In 1921 the Wellingborough centre commenced activities in the premises of the old Commercial School which had been adapted and equipped at a cost of £1,512, and in response to a generous offer of £1,300 from the Kettering and District Boot and Shoe Manufacturers Association and Mr C.W.Clarke, the County Education Committee founded the second instructional factory at Kettering in 1924. A similar offer of £1,250 was made in 1927 by the Rushden and District Manufacturers and a small factory in Victoria Road was immediately purchased for £2,850.

The adaptation and equipment of the building has been carried out at the cost of a further £2,000. Lord Eustace Percy will be met by a scene of gratifying activity when he visits the school on Saturday, for although not officially “opened,” the miniature factory has already commenced operations with 150 students and the prospect of further large enrolments from the surrounding villages. The contents of the building are a model of efficient compactness, including a lecture room, a room for pattern cutting and clicking, a closing room and another for bottom stock cutting and preparation and hand lasting and welting. In the large machinery hall instruction is given in all the mechanical processes with a complete and up to date machinery lent by the British United Shoe Machinery Company Ltd and the Singer Sewing Machine Company Ltd.

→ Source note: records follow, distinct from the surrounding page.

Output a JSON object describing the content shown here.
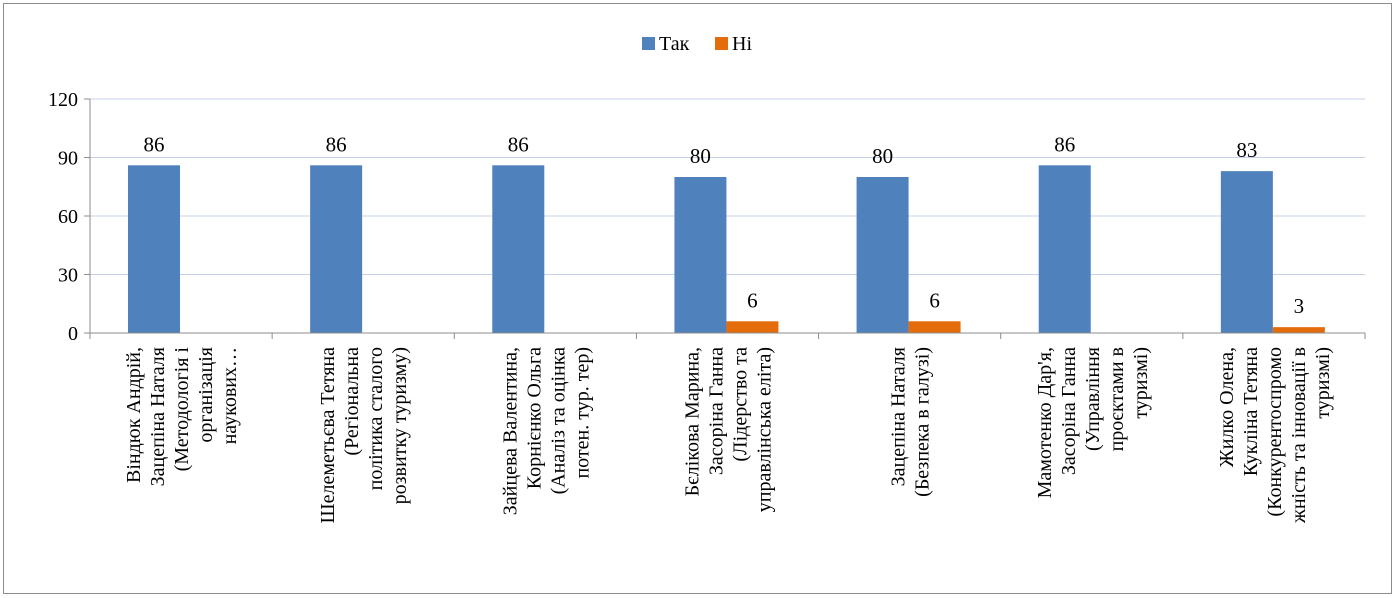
{
  "chart_data": {
    "type": "bar",
    "categories": [
      [
        "Віндюк Андрій,",
        "Зацепіна Наталя",
        "(Методологія і",
        "організація",
        "наукових…"
      ],
      [
        "Шелеметьєва Тетяна",
        "(Регіональна",
        "політика сталого",
        "розвитку туризму)"
      ],
      [
        "Зайцева Валентина,",
        "Корнієнко Ольга",
        "(Аналіз та оцінка",
        "потен. тур. тер)"
      ],
      [
        "Бєлікова Марина,",
        "Засоріна Ганна",
        "(Лідерство та",
        "управлінська еліта)"
      ],
      [
        "Зацепіна Наталя",
        "(Безпека в галузі)"
      ],
      [
        "Мамотенко Дар'я,",
        "Засоріна Ганна",
        "(Управління",
        "проєктами в",
        "туризмі)"
      ],
      [
        "Жилко Олена,",
        "Кукліна Тетяна",
        "(Конкурентоспромо",
        "жність та інновації в",
        "туризмі)"
      ]
    ],
    "series": [
      {
        "name": "Так",
        "color": "#4f81bd",
        "values": [
          86,
          86,
          86,
          80,
          80,
          86,
          83
        ],
        "labels": [
          "86",
          "86",
          "86",
          "80",
          "80",
          "86",
          "83"
        ]
      },
      {
        "name": "Ні",
        "color": "#e46c0a",
        "values": [
          0,
          0,
          0,
          6,
          6,
          0,
          3
        ],
        "labels": [
          "",
          "",
          "",
          "6",
          "6",
          "",
          "3"
        ]
      }
    ],
    "y_ticks": [
      "0",
      "30",
      "60",
      "90",
      "120"
    ],
    "ylim": [
      0,
      120
    ],
    "grid": true,
    "legend_position": "top-center",
    "title": "",
    "xlabel": "",
    "ylabel": ""
  }
}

The scheme of work provides systematic courses of instruction for all who are entering or who have already entered the boot and shoe industry, and the work, which is divided into junior, senior, advanced and honours courses, touches every aspect of boot and shoe production, ranging from the elementary processes to the study of design, pedal anatomy and economics.

Addressing a teachers conference a few days ago, Lord Eustace Percy said that today educationists were focusing their attention on a system that would provide facilities for graduated courses of education from childhood to adolescence, and which should, thereafter, provide ample opportunities for the student to continue his study at manhood along one of two common paths.